Kenya Long Spinnered Tree Spider
- Conservation status: Least Concern (SANBI Red List)

Scientific classification
- Kingdom: Animalia
- Phylum: Arthropoda
- Subphylum: Chelicerata
- Class: Arachnida
- Order: Araneae
- Infraorder: Araneomorphae
- Family: Hersiliidae
- Genus: Hersilia
- Species: H. sagitta
- Binomial name: Hersilia sagitta Foord & Dippenaar-Schoeman, 2006

= Hersilia sagitta =

- Authority: Foord & Dippenaar-Schoeman, 2006
- Conservation status: LC

Species of spider

Hersilia sagitta is a species of spider in the family Hersiliidae. It is an African endemic and is commonly known as the Kenya Long Spinnered Tree Spider.

==Etymology==
The specific name sagitta is Latin for "arrow, shaft, bolt".

==Distribution==
Hersilia sagitta occurs in four African countries: Kenya, Tanzania, Malawi, and South Africa. In South Africa, the species is recorded from two provinces at altitudes ranging from 93 to 1,148 m above sea level.

==Habitat==
The species inhabits forest areas and is found in Savanna biomes in South Africa. It is a free-living bark dweller that remains cryptic by pressing its body against tree bark substrates.

==Description==

Hersilia sagitta is known from both sexes and exhibits the typical characteristics of the genus Hersilia. Like other members of the family Hersiliidae, it possesses extremely long posterior spinnerets and a flattened body form adapted for living on tree bark surfaces.

==Ecology==
This species displays cryptic behaviour, remaining motionless with its body pressed against substrates when at rest. When disturbed, it moves at great speed.
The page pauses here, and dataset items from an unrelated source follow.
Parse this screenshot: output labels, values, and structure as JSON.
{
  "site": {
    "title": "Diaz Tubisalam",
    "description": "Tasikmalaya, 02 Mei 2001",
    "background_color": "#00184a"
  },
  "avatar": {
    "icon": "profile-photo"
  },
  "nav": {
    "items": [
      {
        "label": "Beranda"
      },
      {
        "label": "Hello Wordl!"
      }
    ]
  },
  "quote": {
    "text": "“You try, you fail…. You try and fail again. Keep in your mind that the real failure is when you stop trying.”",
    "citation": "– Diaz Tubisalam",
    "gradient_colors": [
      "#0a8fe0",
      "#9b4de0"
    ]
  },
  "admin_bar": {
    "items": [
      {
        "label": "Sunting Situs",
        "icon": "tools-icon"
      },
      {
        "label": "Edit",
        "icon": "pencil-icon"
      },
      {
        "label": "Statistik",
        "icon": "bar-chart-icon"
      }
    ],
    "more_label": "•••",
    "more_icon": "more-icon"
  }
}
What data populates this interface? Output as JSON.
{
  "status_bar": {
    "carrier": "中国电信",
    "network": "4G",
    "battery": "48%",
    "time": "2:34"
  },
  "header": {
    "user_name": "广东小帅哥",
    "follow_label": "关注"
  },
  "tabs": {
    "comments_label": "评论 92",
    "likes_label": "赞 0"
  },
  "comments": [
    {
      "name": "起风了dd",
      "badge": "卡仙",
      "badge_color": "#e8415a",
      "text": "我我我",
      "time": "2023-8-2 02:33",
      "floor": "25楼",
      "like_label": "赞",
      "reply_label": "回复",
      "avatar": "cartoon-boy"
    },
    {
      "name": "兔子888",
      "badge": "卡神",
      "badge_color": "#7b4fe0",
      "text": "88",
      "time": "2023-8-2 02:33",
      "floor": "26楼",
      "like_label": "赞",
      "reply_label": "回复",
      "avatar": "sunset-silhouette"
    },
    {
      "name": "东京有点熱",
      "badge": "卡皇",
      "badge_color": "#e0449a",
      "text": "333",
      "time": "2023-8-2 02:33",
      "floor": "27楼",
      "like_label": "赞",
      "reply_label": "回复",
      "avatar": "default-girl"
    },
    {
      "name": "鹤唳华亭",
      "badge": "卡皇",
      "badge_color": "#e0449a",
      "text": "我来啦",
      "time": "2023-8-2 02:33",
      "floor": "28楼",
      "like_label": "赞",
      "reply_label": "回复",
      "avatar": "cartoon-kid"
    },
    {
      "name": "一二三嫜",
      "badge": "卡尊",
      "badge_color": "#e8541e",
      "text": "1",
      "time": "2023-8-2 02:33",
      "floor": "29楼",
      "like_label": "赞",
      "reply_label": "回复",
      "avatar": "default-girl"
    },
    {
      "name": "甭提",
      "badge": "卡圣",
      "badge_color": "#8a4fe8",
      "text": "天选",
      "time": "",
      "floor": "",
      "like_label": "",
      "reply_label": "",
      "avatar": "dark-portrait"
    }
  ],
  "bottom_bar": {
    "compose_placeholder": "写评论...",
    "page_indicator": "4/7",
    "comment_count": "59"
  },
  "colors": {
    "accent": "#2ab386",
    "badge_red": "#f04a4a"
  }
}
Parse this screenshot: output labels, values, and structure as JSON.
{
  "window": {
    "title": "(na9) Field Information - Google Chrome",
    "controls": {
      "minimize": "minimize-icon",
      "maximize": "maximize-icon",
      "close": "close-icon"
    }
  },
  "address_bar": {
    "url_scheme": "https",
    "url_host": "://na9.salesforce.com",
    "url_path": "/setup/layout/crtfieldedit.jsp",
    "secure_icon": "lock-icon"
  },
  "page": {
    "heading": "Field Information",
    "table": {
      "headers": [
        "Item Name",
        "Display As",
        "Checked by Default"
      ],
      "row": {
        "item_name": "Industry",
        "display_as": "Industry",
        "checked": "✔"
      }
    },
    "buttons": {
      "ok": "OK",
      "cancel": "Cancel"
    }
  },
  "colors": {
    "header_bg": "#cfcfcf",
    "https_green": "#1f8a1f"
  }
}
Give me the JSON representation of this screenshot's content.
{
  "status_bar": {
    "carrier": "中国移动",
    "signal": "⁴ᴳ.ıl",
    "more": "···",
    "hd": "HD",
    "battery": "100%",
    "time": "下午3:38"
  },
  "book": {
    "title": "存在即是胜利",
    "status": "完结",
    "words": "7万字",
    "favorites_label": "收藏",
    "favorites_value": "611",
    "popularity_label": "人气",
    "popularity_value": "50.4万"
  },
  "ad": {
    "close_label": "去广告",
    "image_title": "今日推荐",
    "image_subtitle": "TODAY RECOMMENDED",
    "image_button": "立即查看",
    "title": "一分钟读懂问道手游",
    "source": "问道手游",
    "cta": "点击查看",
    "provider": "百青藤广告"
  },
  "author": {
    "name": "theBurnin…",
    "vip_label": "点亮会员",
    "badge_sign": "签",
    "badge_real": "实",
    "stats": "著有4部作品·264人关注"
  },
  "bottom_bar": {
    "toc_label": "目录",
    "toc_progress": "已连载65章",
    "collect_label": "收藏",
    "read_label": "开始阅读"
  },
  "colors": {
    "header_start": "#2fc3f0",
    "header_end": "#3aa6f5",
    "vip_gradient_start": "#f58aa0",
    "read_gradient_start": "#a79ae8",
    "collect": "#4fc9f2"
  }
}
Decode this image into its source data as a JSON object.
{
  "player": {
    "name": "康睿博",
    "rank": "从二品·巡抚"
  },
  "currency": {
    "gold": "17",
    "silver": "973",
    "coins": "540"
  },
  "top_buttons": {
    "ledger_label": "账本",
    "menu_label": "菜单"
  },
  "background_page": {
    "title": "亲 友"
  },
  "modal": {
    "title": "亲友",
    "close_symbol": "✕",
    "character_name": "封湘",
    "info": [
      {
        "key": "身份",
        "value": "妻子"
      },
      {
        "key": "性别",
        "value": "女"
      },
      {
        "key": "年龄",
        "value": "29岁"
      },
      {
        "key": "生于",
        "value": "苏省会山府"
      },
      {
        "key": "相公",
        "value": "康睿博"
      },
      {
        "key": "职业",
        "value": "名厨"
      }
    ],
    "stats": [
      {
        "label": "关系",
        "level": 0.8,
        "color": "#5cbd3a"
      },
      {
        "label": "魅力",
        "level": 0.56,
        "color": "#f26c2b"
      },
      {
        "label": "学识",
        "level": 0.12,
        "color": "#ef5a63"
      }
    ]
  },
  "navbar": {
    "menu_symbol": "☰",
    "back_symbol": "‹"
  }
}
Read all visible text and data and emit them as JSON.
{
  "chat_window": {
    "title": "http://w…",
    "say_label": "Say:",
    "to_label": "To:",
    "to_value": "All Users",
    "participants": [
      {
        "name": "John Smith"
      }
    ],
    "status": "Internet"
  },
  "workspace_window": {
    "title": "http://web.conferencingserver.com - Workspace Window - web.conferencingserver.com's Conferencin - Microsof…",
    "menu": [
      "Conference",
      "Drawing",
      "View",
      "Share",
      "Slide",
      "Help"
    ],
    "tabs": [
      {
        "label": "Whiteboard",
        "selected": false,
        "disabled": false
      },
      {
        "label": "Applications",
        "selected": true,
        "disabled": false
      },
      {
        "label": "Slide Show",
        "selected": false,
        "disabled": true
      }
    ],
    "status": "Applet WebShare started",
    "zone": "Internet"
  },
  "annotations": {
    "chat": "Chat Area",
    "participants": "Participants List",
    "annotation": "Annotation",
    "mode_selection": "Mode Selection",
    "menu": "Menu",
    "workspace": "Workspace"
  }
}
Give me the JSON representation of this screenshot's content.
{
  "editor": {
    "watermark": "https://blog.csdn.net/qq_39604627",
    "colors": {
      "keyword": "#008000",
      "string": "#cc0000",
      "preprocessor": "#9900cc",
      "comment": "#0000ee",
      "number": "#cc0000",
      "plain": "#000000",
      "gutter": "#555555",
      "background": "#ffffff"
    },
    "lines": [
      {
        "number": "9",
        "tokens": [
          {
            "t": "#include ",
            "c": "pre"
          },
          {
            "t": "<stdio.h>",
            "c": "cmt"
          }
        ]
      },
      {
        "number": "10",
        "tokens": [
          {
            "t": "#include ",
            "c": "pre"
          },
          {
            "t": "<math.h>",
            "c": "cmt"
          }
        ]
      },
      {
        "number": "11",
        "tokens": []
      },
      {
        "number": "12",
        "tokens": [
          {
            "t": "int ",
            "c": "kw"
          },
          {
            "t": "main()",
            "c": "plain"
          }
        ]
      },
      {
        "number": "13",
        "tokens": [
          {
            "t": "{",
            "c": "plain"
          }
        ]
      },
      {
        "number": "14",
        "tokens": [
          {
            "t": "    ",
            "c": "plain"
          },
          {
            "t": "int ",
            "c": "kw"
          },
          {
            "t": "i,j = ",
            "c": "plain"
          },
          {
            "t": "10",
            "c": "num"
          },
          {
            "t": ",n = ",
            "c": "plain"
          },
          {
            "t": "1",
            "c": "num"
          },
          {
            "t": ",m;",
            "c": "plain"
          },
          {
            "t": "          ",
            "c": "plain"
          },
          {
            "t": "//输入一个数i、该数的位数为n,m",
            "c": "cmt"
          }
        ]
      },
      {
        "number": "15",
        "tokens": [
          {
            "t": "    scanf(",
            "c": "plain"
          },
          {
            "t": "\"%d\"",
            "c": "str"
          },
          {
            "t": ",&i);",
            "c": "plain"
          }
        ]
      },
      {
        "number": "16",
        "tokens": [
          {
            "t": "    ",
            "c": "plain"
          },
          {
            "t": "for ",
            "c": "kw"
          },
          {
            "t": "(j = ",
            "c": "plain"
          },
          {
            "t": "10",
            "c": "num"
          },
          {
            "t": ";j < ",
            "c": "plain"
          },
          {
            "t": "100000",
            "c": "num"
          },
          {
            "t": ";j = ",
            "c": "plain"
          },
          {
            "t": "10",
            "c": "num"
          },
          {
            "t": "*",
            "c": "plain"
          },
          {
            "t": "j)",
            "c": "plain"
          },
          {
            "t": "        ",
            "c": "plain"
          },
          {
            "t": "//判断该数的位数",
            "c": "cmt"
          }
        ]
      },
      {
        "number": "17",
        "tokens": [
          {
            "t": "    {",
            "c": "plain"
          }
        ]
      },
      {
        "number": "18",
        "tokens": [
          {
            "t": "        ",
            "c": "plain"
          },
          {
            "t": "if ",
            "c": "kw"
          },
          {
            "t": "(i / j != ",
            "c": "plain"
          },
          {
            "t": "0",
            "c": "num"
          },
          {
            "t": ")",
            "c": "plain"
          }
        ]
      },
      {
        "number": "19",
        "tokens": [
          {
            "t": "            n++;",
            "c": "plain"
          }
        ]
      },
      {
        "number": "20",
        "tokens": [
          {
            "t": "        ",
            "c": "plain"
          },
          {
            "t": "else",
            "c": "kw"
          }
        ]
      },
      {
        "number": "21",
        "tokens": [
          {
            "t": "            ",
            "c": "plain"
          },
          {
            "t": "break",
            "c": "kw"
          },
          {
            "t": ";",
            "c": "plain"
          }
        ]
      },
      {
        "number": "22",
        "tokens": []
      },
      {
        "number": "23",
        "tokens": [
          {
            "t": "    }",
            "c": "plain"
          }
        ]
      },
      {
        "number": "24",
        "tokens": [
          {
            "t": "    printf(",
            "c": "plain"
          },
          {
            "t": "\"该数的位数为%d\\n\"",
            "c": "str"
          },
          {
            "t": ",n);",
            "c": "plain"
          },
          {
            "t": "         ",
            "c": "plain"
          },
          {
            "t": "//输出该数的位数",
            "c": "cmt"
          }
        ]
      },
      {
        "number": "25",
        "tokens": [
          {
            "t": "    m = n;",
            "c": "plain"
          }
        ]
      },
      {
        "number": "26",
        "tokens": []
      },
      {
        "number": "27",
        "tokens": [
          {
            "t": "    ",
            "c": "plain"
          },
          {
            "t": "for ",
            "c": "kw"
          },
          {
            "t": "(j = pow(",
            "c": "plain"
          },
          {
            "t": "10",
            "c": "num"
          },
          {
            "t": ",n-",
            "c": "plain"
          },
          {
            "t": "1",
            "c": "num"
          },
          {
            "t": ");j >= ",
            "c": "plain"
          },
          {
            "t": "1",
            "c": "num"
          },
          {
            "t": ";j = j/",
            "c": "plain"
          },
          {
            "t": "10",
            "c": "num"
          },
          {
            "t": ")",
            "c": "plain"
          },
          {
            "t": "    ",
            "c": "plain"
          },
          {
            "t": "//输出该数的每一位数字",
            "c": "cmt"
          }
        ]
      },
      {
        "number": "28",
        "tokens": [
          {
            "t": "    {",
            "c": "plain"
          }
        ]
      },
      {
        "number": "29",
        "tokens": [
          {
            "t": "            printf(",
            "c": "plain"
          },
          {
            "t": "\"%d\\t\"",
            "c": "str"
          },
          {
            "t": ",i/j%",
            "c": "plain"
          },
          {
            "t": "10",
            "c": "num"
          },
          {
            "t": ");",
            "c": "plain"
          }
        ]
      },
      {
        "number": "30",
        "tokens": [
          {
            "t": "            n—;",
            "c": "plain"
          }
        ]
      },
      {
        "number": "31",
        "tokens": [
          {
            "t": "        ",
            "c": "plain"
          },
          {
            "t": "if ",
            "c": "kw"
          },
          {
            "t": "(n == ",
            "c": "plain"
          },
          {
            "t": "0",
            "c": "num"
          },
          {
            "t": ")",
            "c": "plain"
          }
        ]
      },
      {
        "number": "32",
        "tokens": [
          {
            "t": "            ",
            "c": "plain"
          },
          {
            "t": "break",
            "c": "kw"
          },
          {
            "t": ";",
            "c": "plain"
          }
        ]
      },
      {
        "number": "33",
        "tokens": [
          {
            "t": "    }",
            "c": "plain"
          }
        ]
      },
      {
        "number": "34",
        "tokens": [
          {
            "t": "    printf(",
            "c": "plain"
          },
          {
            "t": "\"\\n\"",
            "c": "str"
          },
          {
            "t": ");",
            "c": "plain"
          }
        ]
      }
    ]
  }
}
The species is typically found in forested environments.

==Conservation==
Hersilia sagitta is listed as Least Concern by the South African National Biodiversity Institute due to its wide distribution range across multiple African countries. The species is protected in Tembe Elephant Park and Kruger National Park. No significant threats have been identified.

==Taxonomy==
The species was described in 2006 by Foord & Dippenaar-Schoeman from Kenya as part of their comprehensive revision of Afrotropical Hersilia species.